Why on earth are we having a debate about the word “thugs”?
Isn’t that an utterly appropriate term for people who set police cars and buildings ablaze, loot burning stores and capitalize on an unfortunate death by destroying a community?
And given the seriousness of the issues raised by the Baltimore riots, how did this become a linguistic discussion?
President Obama complained about the “thugs” who rampaged in Baltimore after Freddie Gray’s death in police custody. Mayor Stephanie Rawlings-Blake complained about “thugs” as well—and was careful to spell out who she meant. She made a sharp distinction between those who protect peacefully “and the thugs who only want to incite violence and destroy our city.”
But the mayor, whose performance in this crisis might generously be described as erratic, took it back a day later.
“There are no thugs in Baltimore,” Rawlings-Blake declared. “Sometimes my own little anger translator gets the best of me.”
Non-anger translation: I took heat from the black community so I’m now disavowing my own words.
Excuse me, but when did “thugs” become a racial term? There are lots of white thugs out there. Anyone who engages in thuggish behavior deserves the label.
This is just PC run amok.
The debate then took a more ludicrous turn when Carl Stokes, a Baltimore councilman, was so outraged by the thug talk that he upped the ante. “These are children who have been set aside, marginalized, who have not been engaged by us. No, we don't have to call them thugs," Stokes told CNN’s Erin Burnett. “Just call them n-----s. Just call them n-----s. No, we don't have to call them by names such as that."
So now we’ve veered off into arguing about the N-word, and how thug is just as bad. And that’s led to media-on-media criticism. MSNBC’s Alex Wagner said that “there are folks, like CNN's Erin Burnett, who don't understand why it's offensive, and why some people are saying the T-word is the new N-word."
The T-word, of course, was used by the first African-American president of the United States. And the White House hasn’t issued any “clarification” about that.
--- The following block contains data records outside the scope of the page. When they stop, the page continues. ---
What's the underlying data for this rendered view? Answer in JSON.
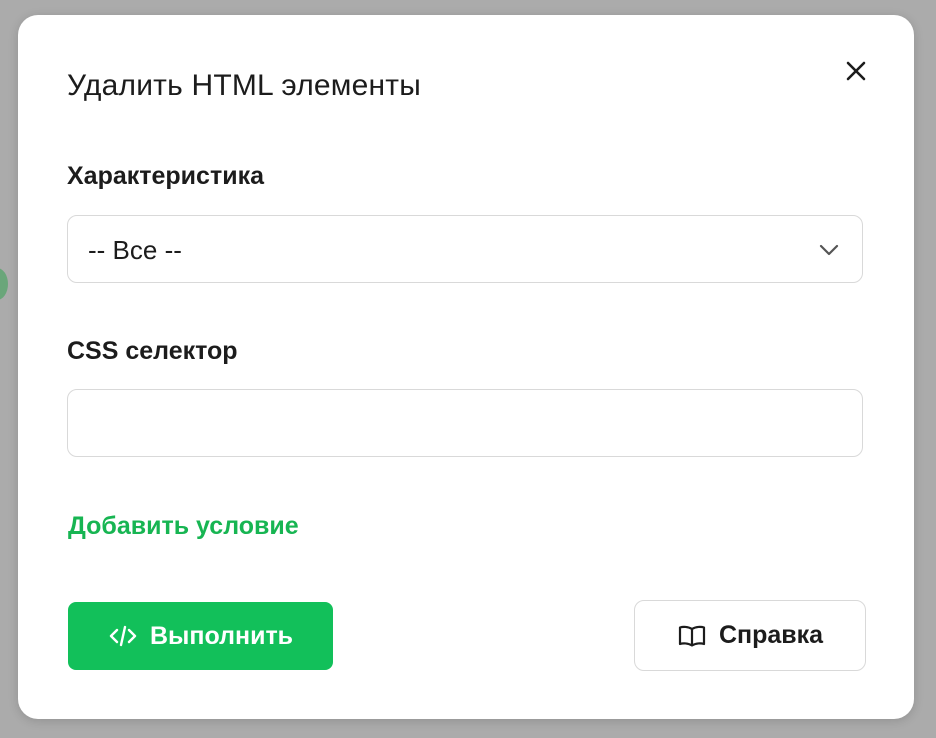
{
  "modal": {
    "title": "Удалить HTML элементы",
    "close_icon": "close-icon"
  },
  "characteristic": {
    "label": "Характеристика",
    "selected": "-- Все --",
    "chevron_icon": "chevron-down-icon"
  },
  "css_selector": {
    "label": "CSS селектор",
    "value": "",
    "placeholder": ""
  },
  "add_condition": {
    "label": "Добавить условие"
  },
  "actions": {
    "run_label": "Выполнить",
    "run_icon": "code-icon",
    "help_label": "Справка",
    "help_icon": "book-icon"
  },
  "colors": {
    "accent": "#12c05a",
    "link": "#17b552",
    "overlay": "#a9a9a9"
  }
}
There’s no way that people who merely protest, or everyone in an impoverished neighborhood, should be smeared as thugs. But this whole thing strikes me as a sideshow, empty calories for the media.
What we should be debating is how police deal with urban disturbances, how to address the poverty and dysfunctional families that create fertile conditions for riots—complicated stuff that isn’t going to be neatly resolved in time for the Sunday shows.
But I guess it’s easier to beat up on people who allegedly use the wrong words—or change their minds about what words are acceptable.